Powers allowing ministers to intervene in regulatory matters must not be “politicised” and should only be used “in extremis”, City chiefs have warned today, as the government prepares to grant itself greater oversight of regulators in the financial services and markets bill.
The landmark bill is looking to unleash a “Big Bang 2.0” in the City by scrapping EU-era regulation and boosting the political oversight of regulatory decisions, with ministers set to grant themselves ‘call-in’ powers to overrule regulators.
But speaking at the committee stage of the financial services and markets bill today, chief of banking body UK Finance David Postings said it must not be a lever for politicians to meddle in regulatory decisions.
“The most important thing is that it’s used sparingly, and that it is drawn tightly,” he told MPs.

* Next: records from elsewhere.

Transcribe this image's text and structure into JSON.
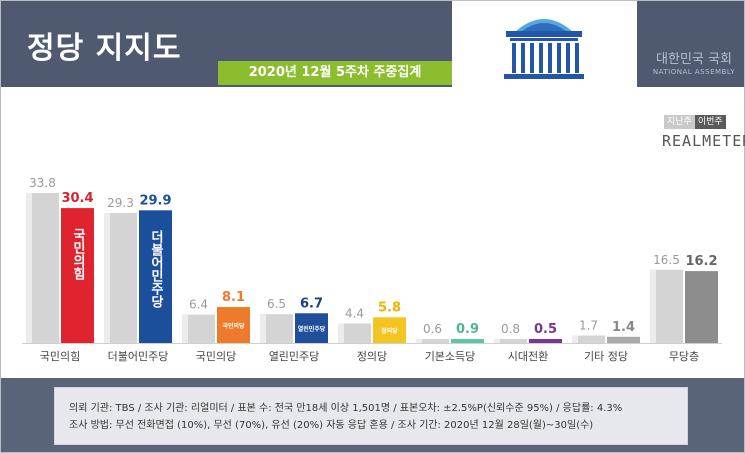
{
  "header": {
    "title": "정당 지지도",
    "subtitle": "2020년 12월 5주차 주중집계",
    "assembly_ko": "대한민국 국회",
    "assembly_en": "NATIONAL ASSEMBLY"
  },
  "legend": {
    "previous": "지난주",
    "current": "이번주"
  },
  "brand": "REALMETER",
  "colors": {
    "previous": "#d4d4d4",
    "ppp": "#e0242f",
    "dem": "#1b4f9c",
    "pp": "#ee7a2b",
    "ydp": "#1f4e9a",
    "jp": "#f4c520",
    "bip": "#5ec6a8",
    "tc": "#7b3590",
    "others": "#aaaaaa",
    "none": "#8d8d8d",
    "header_bg": "#4f5a70",
    "accent_green": "#8bbd2f"
  },
  "chart_data": {
    "type": "bar",
    "categories": [
      "국민의힘",
      "더불어민주당",
      "국민의당",
      "열린민주당",
      "정의당",
      "기본소득당",
      "시대전환",
      "기타 정당",
      "무당층"
    ],
    "series": [
      {
        "name": "지난주",
        "values": [
          33.8,
          29.3,
          6.4,
          6.5,
          4.4,
          0.6,
          0.8,
          1.7,
          16.5
        ]
      },
      {
        "name": "이번주",
        "values": [
          30.4,
          29.9,
          8.1,
          6.7,
          5.8,
          0.9,
          0.5,
          1.4,
          16.2
        ]
      }
    ],
    "bar_labels": [
      "국민의힘",
      "더불어민주당",
      "국민의당",
      "열린민주당",
      "정의당"
    ],
    "ylim": [
      0,
      36
    ],
    "grid": false,
    "legend_position": "top-right"
  },
  "footer": {
    "line1": "의뢰 기관: TBS / 조사 기관: 리얼미터 / 표본 수: 전국 만18세 이상 1,501명 / 표본오차: ±2.5%P(신뢰수준 95%) / 응답률: 4.3%",
    "line2": "조사 방법: 무선 전화면접 (10%), 무선 (70%), 유선 (20%) 자동 응답 혼용 / 조사 기간: 2020년 12월 28일(월)~30일(수)"
  }
}
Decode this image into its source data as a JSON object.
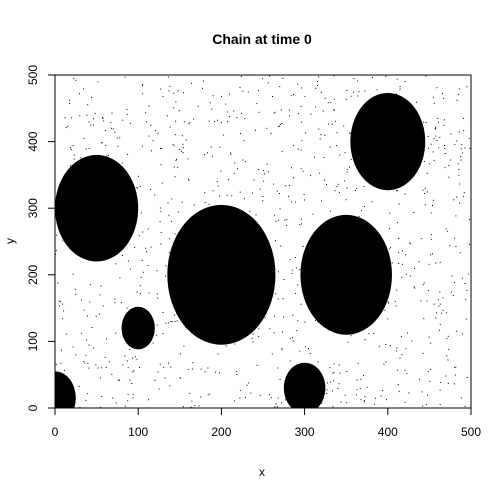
{
  "chart_data": {
    "type": "scatter",
    "title": "Chain at time 0",
    "xlabel": "x",
    "ylabel": "y",
    "xlim": [
      0,
      500
    ],
    "ylim": [
      0,
      500
    ],
    "x_ticks": [
      "0",
      "100",
      "200",
      "300",
      "400",
      "500"
    ],
    "y_ticks": [
      "0",
      "100",
      "200",
      "300",
      "400",
      "500"
    ],
    "grid": false,
    "legend": "none",
    "ellipses": [
      {
        "cx": 50,
        "cy": 300,
        "rx": 50,
        "ry": 80
      },
      {
        "cx": 200,
        "cy": 200,
        "rx": 65,
        "ry": 105
      },
      {
        "cx": 350,
        "cy": 200,
        "rx": 55,
        "ry": 90
      },
      {
        "cx": 400,
        "cy": 400,
        "rx": 45,
        "ry": 73
      },
      {
        "cx": 100,
        "cy": 120,
        "rx": 20,
        "ry": 32
      },
      {
        "cx": 300,
        "cy": 30,
        "rx": 25,
        "ry": 38
      },
      {
        "cx": 0,
        "cy": 15,
        "rx": 25,
        "ry": 40
      }
    ],
    "noise_points": 1100,
    "colors": {
      "fill": "#000000",
      "background": "#ffffff"
    }
  }
}
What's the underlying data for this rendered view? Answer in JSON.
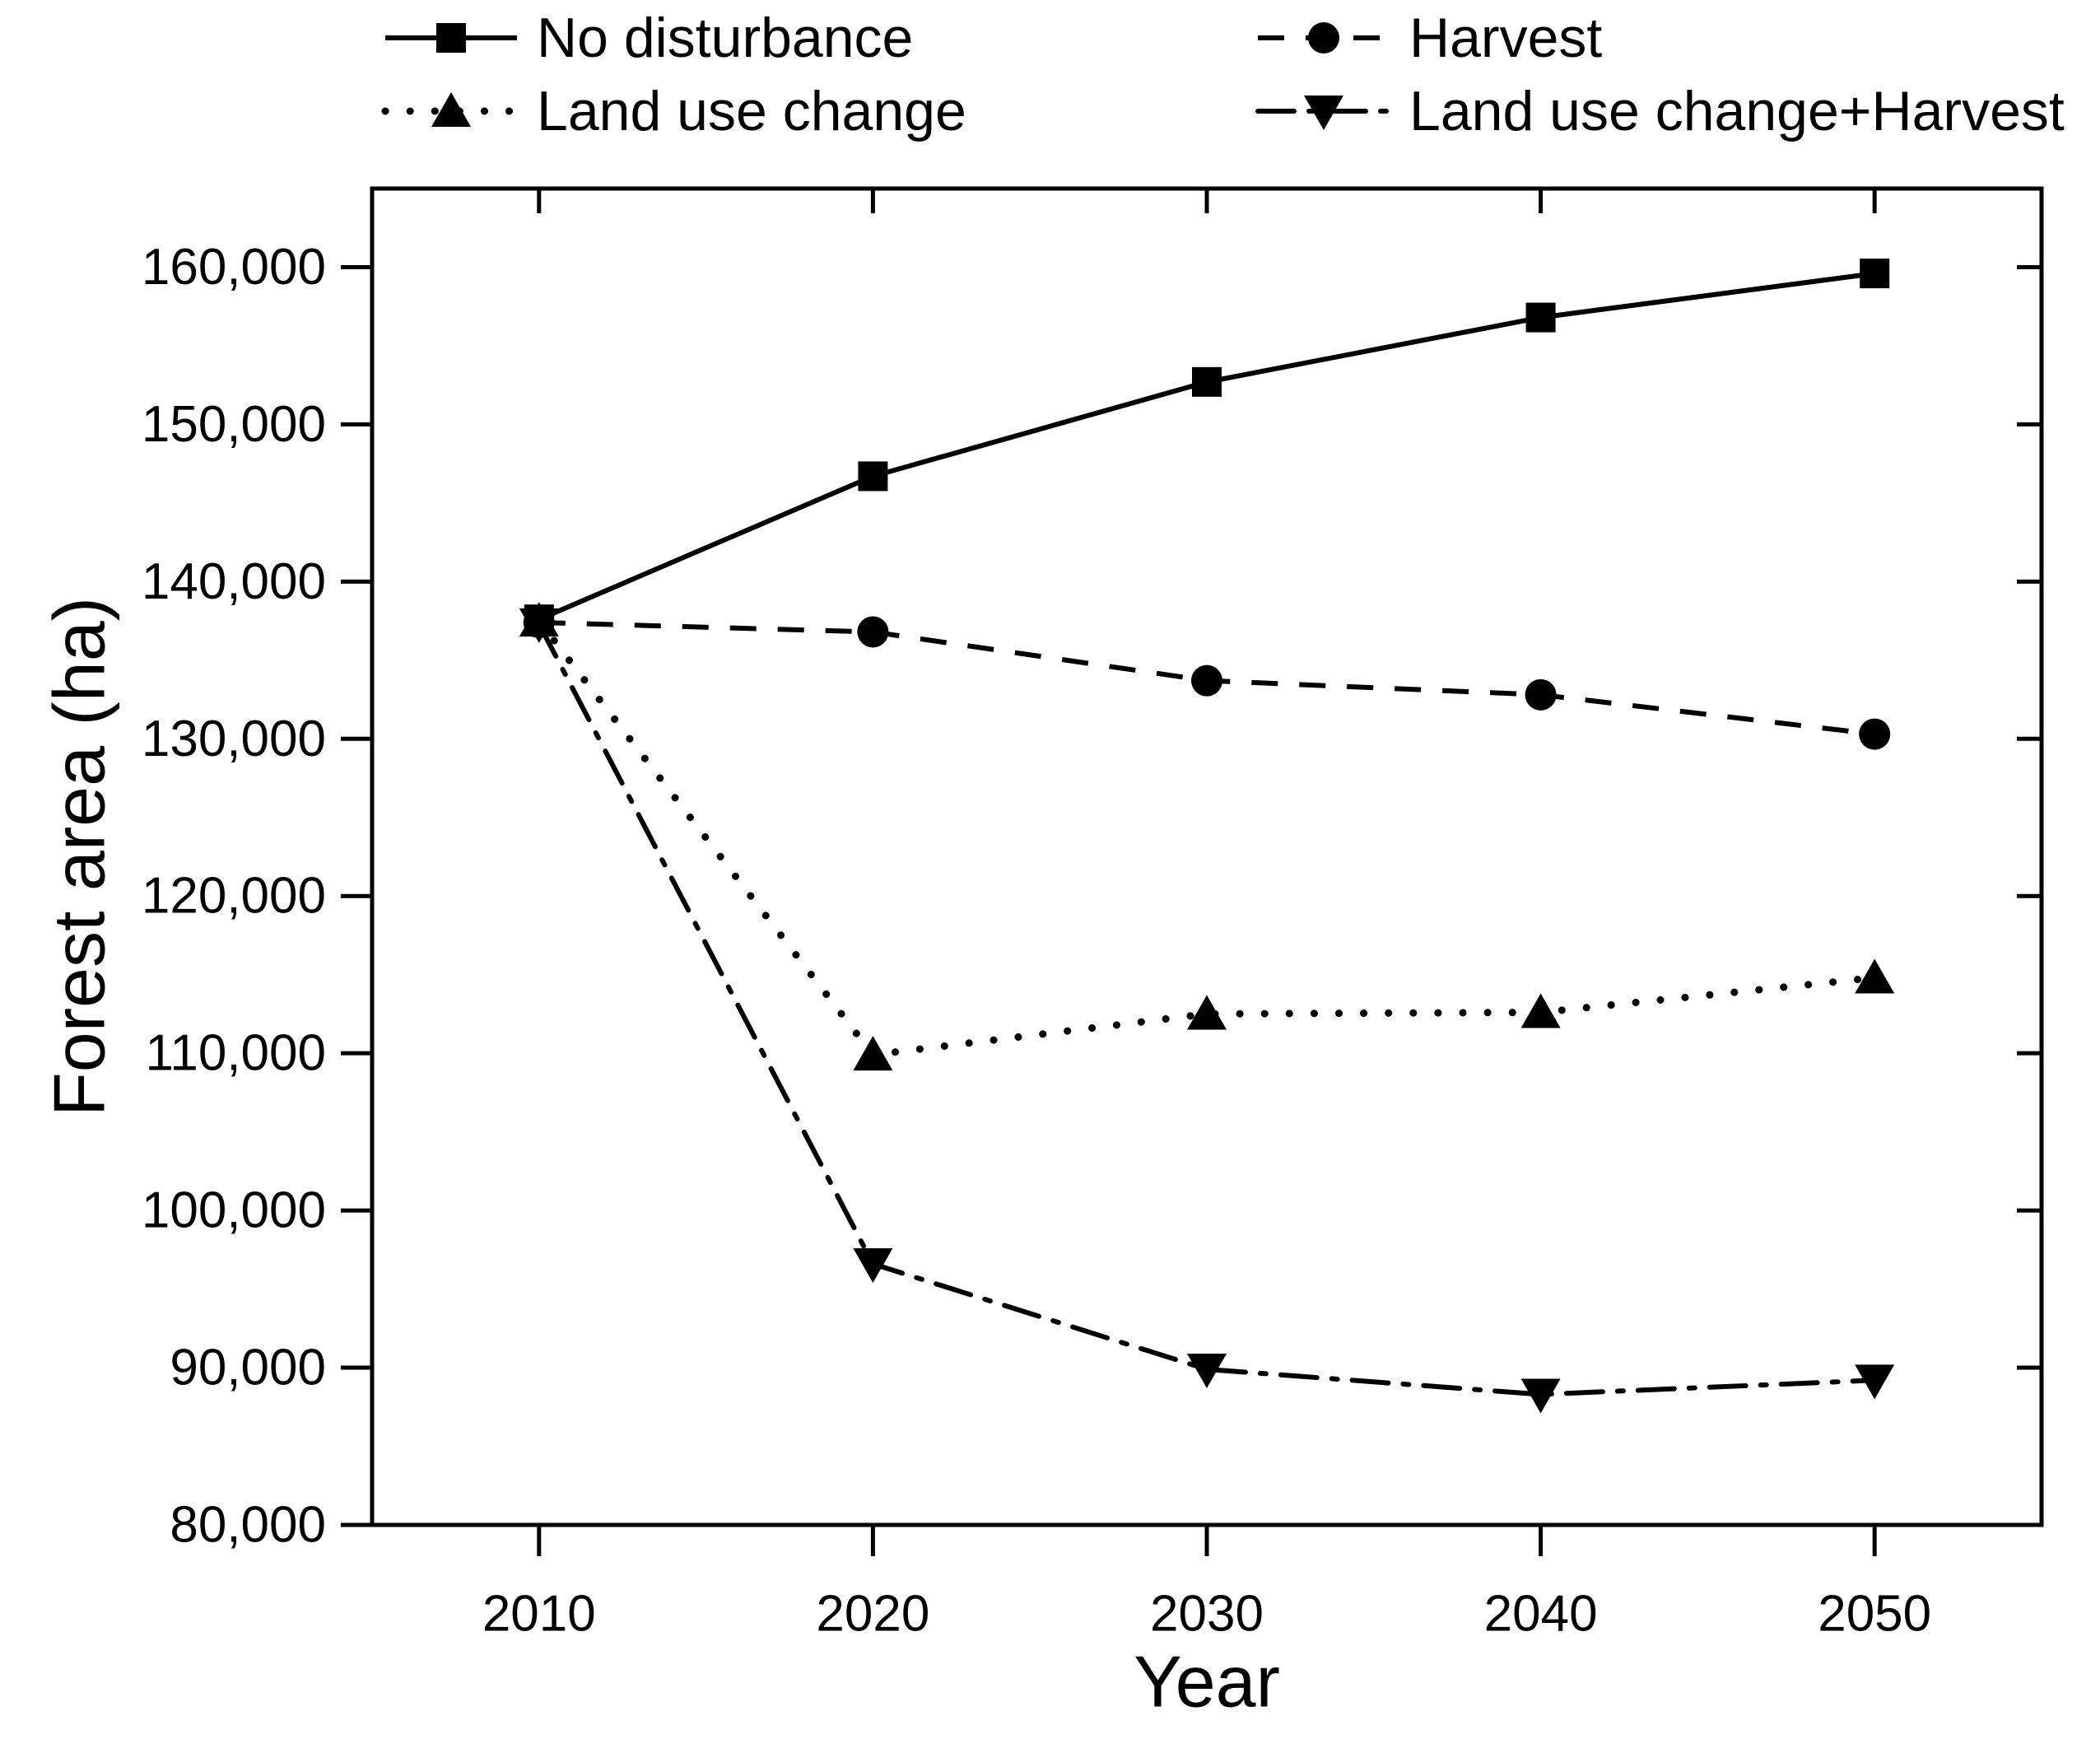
{
  "chart_data": {
    "type": "line",
    "title": "",
    "xlabel": "Year",
    "ylabel": "Forest area (ha)",
    "x": [
      2010,
      2020,
      2030,
      2040,
      2050
    ],
    "xtick_labels": [
      "2010",
      "2020",
      "2030",
      "2040",
      "2050"
    ],
    "xlim": [
      2005,
      2055
    ],
    "ylim": [
      80000,
      165000
    ],
    "yticks": [
      80000,
      90000,
      100000,
      110000,
      120000,
      130000,
      140000,
      150000,
      160000
    ],
    "ytick_labels": [
      "80,000",
      "90,000",
      "100,000",
      "110,000",
      "120,000",
      "130,000",
      "140,000",
      "150,000",
      "160,000"
    ],
    "grid": false,
    "legend_position": "top",
    "colors": {
      "foreground": "#000000",
      "background": "#ffffff"
    },
    "series": [
      {
        "name": "No disturbance",
        "marker": "square",
        "line_style": "solid",
        "values": [
          137600,
          146700,
          152700,
          156800,
          159600
        ]
      },
      {
        "name": "Harvest",
        "marker": "circle",
        "line_style": "dashed",
        "values": [
          137400,
          136800,
          133700,
          132800,
          130300
        ]
      },
      {
        "name": "Land use change",
        "marker": "triangle-up",
        "line_style": "dotted",
        "values": [
          137500,
          109900,
          112500,
          112600,
          114800
        ]
      },
      {
        "name": "Land use change+Harvest",
        "marker": "triangle-down",
        "line_style": "dash-dot",
        "values": [
          137300,
          96600,
          89900,
          88300,
          89200
        ]
      }
    ],
    "legend": {
      "columns": [
        {
          "entries": [
            0,
            2
          ]
        },
        {
          "entries": [
            1,
            3
          ]
        }
      ]
    }
  }
}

“It should be something that’s very rarely used and not politicised – we need to get the balance between scrutiny the regulators, and not politicising it.”
He added that striking the balance would be “very difficult to pull off”.

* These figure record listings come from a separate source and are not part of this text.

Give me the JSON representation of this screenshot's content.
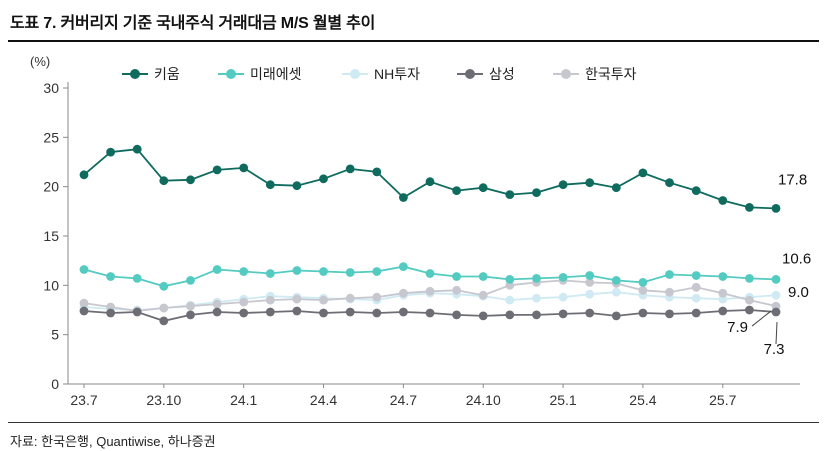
{
  "title": "도표 7. 커버리지 기준 국내주식 거래대금 M/S 월별 추이",
  "source": "자료: 한국은행, Quantiwise, 하나증권",
  "chart_data": {
    "type": "line",
    "title": "커버리지 기준 국내주식 거래대금 M/S 월별 추이",
    "unit_label": "(%)",
    "ylabel": "(%)",
    "ylim": [
      0,
      30
    ],
    "yticks": [
      0,
      5,
      10,
      15,
      20,
      25,
      30
    ],
    "grid": false,
    "legend_position": "top",
    "x": [
      "23.7",
      "23.8",
      "23.9",
      "23.10",
      "23.11",
      "23.12",
      "24.1",
      "24.2",
      "24.3",
      "24.4",
      "24.5",
      "24.6",
      "24.7",
      "24.8",
      "24.9",
      "24.10",
      "24.11",
      "24.12",
      "25.1",
      "25.2",
      "25.3",
      "25.4",
      "25.5",
      "25.6",
      "25.7",
      "25.8",
      "25.9"
    ],
    "x_tick_labels": [
      "23.7",
      "23.10",
      "24.1",
      "24.4",
      "24.7",
      "24.10",
      "25.1",
      "25.4",
      "25.7"
    ],
    "series": [
      {
        "name": "키움",
        "color": "#0f6b5e",
        "end_label": "17.8",
        "values": [
          21.2,
          23.5,
          23.8,
          20.6,
          20.7,
          21.7,
          21.9,
          20.2,
          20.1,
          20.8,
          21.8,
          21.5,
          18.9,
          20.5,
          19.6,
          19.9,
          19.2,
          19.4,
          20.2,
          20.4,
          19.9,
          21.4,
          20.4,
          19.6,
          18.6,
          17.9,
          17.8
        ]
      },
      {
        "name": "미래에셋",
        "color": "#53cbc0",
        "end_label": "10.6",
        "values": [
          11.6,
          10.9,
          10.7,
          9.9,
          10.5,
          11.6,
          11.4,
          11.2,
          11.5,
          11.4,
          11.3,
          11.4,
          11.9,
          11.2,
          10.9,
          10.9,
          10.6,
          10.7,
          10.8,
          11.0,
          10.5,
          10.3,
          11.1,
          11.0,
          10.9,
          10.7,
          10.6
        ]
      },
      {
        "name": "NH투자",
        "color": "#cfeaf3",
        "end_label": "9.0",
        "values": [
          7.8,
          7.6,
          7.5,
          7.7,
          8.0,
          8.3,
          8.6,
          8.9,
          8.8,
          8.7,
          8.6,
          8.5,
          9.0,
          9.2,
          9.1,
          8.9,
          8.5,
          8.7,
          8.8,
          9.1,
          9.3,
          9.0,
          8.8,
          8.7,
          8.6,
          8.8,
          9.0
        ]
      },
      {
        "name": "삼성",
        "color": "#6d6d75",
        "end_label": "7.3",
        "values": [
          7.4,
          7.2,
          7.3,
          6.4,
          7.0,
          7.3,
          7.2,
          7.3,
          7.4,
          7.2,
          7.3,
          7.2,
          7.3,
          7.2,
          7.0,
          6.9,
          7.0,
          7.0,
          7.1,
          7.2,
          6.9,
          7.2,
          7.1,
          7.2,
          7.4,
          7.5,
          7.3
        ]
      },
      {
        "name": "한국투자",
        "color": "#c7c7cf",
        "end_label": "7.9",
        "values": [
          8.2,
          7.8,
          7.4,
          7.7,
          7.9,
          8.1,
          8.3,
          8.5,
          8.6,
          8.5,
          8.7,
          8.8,
          9.2,
          9.4,
          9.5,
          9.0,
          10.0,
          10.3,
          10.5,
          10.3,
          10.2,
          9.5,
          9.3,
          9.8,
          9.2,
          8.5,
          7.9
        ]
      }
    ],
    "draw_order": [
      "NH투자",
      "한국투자",
      "삼성",
      "미래에셋",
      "키움"
    ]
  }
}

Posting’s comments echoed those of CityUk managing director Emma Reynolds, who warned that the government needed to tread a fine line between “enhanced regulatory accountability” and the independence of the UK’s financial watchdogs.
The specific powers are yet to defined by ministers but City minister Andrew Griffiths doubled down on the decision last week and said it was “not uncommon to have a public policy safety valve”.
The move to boost government oversight has prompted guarded warnings from the regulators in recent weeks over the sanctity of their independence.
The Prudential Regulatory Authority (PRA), which supervises the UK’s banking and insurance sectors, said last month that regulators should not come under “undue pressure to weaken regulatory standards” or “accept changes that could impede our ability to achieve our primary objectives”.
City watchdog the Financial Conduct Authority has similarly backed the need for independence and said it was crucial to maintaining the City’s status as a global financial hub.